Hundreds of Drones Approved as FAA Eases Limits

Work to integrate drones into the nation’s regular air traffic picked up speed over the last eight months as aviation regulators found new ways to permit unmanned flights while still keeping the skies safe for other aircraft.

In September 2014 the agency announced the first of what is now more than 450 waivers enabling commercial companies to begin for-profit operations in the United States.


Work to integrate drones into the nation’s regular air traffic picked up speed over the last eight months as aviation regulators found new ways to permit unmanned flights while still keeping the skies safe for other aircraft.

In September 2014 the agency announced the first of what is now more than 450 waivers enabling commercial companies to begin for-profit operations in the United States.

The Section 333 waiver program, which get its moniker from enacting language within the FAA Modernization and Reform Act of 2012, kicked off with the approval of seven carefully coordinated applications for using drones to film scenes on closed sets. The original seven now have been joined by a brigade of firms offering to use drones to gather data for farmers, spray crops, take aerial pictures for realtors, and inspect pipelines and flare stacks. The FAA also recently granted Amazon a waiver to test prototypes of delivery drones.

To enable it to pick up the pace the FAA’s Unmanned Aircraft Systems (UAS) Integration Office evolved its procedures. It moved from carefully scrutinizing every application to a “summary grant” approach in which new waivers could be more speedily approved if regulators determined they had already granted a similar exemption.

By using waivers, regulators are able to forego requirements related to the aircraft such as having to carry documentation onboard. Firms still need to get certificates of waiver or authorization (COAs) — that is, actual permission for each type of flight and aircraft. A change to the flight plan or to the aircraft could trigger a requirement for a revised or new COA, which would add at least two months delay to a project — and usually more. The debilitating delays led some researchers and companies, including a very frustrated and vocal Amazon, to threaten to shift their work overseas.
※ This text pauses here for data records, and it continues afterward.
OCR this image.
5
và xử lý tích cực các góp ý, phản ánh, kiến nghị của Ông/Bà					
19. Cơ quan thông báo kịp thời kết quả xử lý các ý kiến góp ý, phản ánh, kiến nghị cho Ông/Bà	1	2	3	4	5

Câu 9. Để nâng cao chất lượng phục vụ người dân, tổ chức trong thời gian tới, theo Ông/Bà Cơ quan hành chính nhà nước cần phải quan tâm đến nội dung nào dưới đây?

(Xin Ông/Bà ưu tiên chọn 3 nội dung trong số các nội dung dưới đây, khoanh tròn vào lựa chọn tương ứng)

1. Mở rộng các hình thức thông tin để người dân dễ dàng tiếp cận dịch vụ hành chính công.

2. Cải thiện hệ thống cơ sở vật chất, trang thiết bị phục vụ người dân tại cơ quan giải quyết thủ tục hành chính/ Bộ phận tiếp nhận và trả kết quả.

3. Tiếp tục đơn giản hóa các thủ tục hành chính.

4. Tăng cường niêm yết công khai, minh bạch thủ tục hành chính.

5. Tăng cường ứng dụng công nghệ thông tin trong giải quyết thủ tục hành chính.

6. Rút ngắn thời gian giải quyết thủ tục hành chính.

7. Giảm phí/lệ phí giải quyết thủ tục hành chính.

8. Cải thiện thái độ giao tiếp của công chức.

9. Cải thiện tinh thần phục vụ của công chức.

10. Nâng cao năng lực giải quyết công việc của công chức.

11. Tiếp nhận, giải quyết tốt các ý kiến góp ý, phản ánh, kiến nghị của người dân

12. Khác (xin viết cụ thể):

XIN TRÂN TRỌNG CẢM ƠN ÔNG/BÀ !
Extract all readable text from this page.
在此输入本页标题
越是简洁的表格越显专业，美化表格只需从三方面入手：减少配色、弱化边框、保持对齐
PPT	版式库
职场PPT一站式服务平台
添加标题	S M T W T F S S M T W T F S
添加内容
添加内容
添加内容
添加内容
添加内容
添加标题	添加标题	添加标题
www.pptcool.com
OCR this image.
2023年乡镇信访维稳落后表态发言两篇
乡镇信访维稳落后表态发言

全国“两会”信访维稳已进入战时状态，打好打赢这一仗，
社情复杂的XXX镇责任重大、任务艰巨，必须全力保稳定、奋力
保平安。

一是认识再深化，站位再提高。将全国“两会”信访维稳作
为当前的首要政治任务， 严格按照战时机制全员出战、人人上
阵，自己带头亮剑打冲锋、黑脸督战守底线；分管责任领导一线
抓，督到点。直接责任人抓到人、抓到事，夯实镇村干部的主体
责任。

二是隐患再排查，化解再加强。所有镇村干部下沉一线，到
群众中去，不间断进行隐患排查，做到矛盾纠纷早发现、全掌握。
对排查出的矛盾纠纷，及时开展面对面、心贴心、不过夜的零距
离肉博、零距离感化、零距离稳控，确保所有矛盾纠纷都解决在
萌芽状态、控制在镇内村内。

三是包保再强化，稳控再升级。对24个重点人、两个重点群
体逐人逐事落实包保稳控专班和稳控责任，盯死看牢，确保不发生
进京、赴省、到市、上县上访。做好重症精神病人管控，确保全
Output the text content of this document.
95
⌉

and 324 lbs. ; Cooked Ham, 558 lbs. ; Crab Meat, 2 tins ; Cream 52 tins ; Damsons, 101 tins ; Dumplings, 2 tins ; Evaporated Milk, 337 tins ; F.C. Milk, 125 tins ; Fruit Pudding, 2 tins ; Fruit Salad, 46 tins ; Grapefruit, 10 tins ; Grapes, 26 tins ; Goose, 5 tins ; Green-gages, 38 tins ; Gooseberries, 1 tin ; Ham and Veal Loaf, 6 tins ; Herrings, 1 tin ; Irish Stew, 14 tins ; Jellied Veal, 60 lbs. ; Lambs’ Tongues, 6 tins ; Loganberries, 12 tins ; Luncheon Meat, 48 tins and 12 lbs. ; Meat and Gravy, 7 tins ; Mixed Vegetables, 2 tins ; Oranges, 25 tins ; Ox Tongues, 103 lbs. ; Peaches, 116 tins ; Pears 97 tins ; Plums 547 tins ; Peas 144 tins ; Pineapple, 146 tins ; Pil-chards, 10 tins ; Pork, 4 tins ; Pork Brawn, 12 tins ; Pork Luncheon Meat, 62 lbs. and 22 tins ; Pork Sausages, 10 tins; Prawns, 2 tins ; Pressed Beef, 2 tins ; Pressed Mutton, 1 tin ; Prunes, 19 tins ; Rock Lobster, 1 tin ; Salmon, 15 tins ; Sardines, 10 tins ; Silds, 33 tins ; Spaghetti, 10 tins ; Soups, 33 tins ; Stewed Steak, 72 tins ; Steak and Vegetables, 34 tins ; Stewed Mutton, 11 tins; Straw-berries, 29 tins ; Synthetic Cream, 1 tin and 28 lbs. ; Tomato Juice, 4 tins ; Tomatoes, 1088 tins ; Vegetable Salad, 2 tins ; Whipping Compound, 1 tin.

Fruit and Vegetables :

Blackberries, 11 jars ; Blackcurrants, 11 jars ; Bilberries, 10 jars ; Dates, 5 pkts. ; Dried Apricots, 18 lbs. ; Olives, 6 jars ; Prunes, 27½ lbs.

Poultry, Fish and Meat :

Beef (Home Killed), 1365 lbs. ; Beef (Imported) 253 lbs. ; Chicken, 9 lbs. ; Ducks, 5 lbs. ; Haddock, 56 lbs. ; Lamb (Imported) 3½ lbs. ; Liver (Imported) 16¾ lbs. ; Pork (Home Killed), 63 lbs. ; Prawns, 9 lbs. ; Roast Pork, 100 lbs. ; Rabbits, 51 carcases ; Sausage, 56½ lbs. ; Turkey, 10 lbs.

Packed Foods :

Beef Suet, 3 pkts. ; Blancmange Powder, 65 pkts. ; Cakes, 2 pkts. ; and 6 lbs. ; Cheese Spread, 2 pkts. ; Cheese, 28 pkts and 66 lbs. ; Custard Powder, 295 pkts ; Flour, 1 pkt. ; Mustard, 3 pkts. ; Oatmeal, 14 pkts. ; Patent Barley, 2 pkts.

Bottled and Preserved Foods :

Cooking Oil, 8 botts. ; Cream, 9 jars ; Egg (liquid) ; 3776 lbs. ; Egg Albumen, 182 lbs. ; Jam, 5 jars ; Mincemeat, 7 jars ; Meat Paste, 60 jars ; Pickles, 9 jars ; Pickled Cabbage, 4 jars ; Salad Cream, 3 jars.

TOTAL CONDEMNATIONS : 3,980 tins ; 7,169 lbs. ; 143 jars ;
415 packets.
Perhaps as a result, the FAA moved in April to allow Section 333 firms to fly anywhere in the country without having to get new COAs. Firms could fly under their Section 333 waiver as long as they stayed under 200 feet, kept away from restricted airspace and airports, and flew during the day within the line of site of the pilot.

In May the FAA extended the blanket COA approach to flights handled by the six UAS test ranges the agency announced late in 2013 to help it do research on the rules for integrating UAS into the national airspace (NAS). The agency had already reached out to help the ranges, granting them the authority to issue experimental airworthiness certificates for unmanned aircraft once they had the trained staff in place.

The ranges’ blanket COA, which comes with restrictions similar to those for the Section 333 waivers, not only eases the FAA’s workload (some 1,065 applications had been received by the end of May for the waivers alone) but it makes it easier for the ranges to partner with other government organizations to operate their aircraft. Under the broad COA the ranges can operate drones for other government entities or work a deal where their COA covers the operations of someone else’s public aircraft. This opens the door to a wide array of opportunities for the ranges, some of which have been struggling, Inside GNSS has learned.

Even more opportunities for the ranges emerged this month when the ASSURE team was chosen to operate the FAA’s new UAS Center of Excellence. ASSURE stands for Alliance for System Safety of UAS through Research Excellence, a broad coalition of expert organizations anchored by the Mississippi State University.

The Center received $5 million in funding from Congress for this fiscal year and that money will be matched by ASSURE’s network of members. The resulting $10 million will fund research supporting UAS integration — and much, if not most, of that research will be funneled through the six ranges, which are based in Alaska, Nevada, New York, North Dakota, Texas, and Virginia, plus another well-established test site in New Mexico. The results of those tests will inform the small UAS rule now being developed by the FAA.

A draft of that long awaited rule was published February 23 for comment. The comment period is now closed, and the agency is working through and responding to the feedback. The rules are generally expected to be finished late next calendar year.

Although the industry is still impatient, the reaction to the first draft of the small drone rule was largely positive. The FAA proposed to make it easier to qualify to pilot a drone and suggested a class of limited rules for very small drones, which pose less risk. The rules still required like-of-sight operation, although the FAA suggested during a press conference that it would consider applications for long-range flights under its waiver program and even requests to test automated systems. The agency has since announced a pathfinder program to study beyond-line-of-sight operations.

In the mean time Special Committee 228 at the RTCA, a nonprofit group that coordinates expert volunteers, is working to set standards for command and control of unmanned aircraft and for sense and avoid technologies. The International Civil Aviation Organization (ICAO) is taking up it own effort to coordinate development of standards and recommended practices (SARPs) for UAS, which it calls Remotely Piloted Aircraft Systems or RPAS.

The level of interest in the new SARPs was clear during at a March kickoff meeting at ICAO headquarters. Nearly every seat in the vast meeting hall was filled as the 500-plus delegates — 80 percent of whom were attending their first ICAO meeting — weighed what it would take for them to safely launch the drone era within their borders.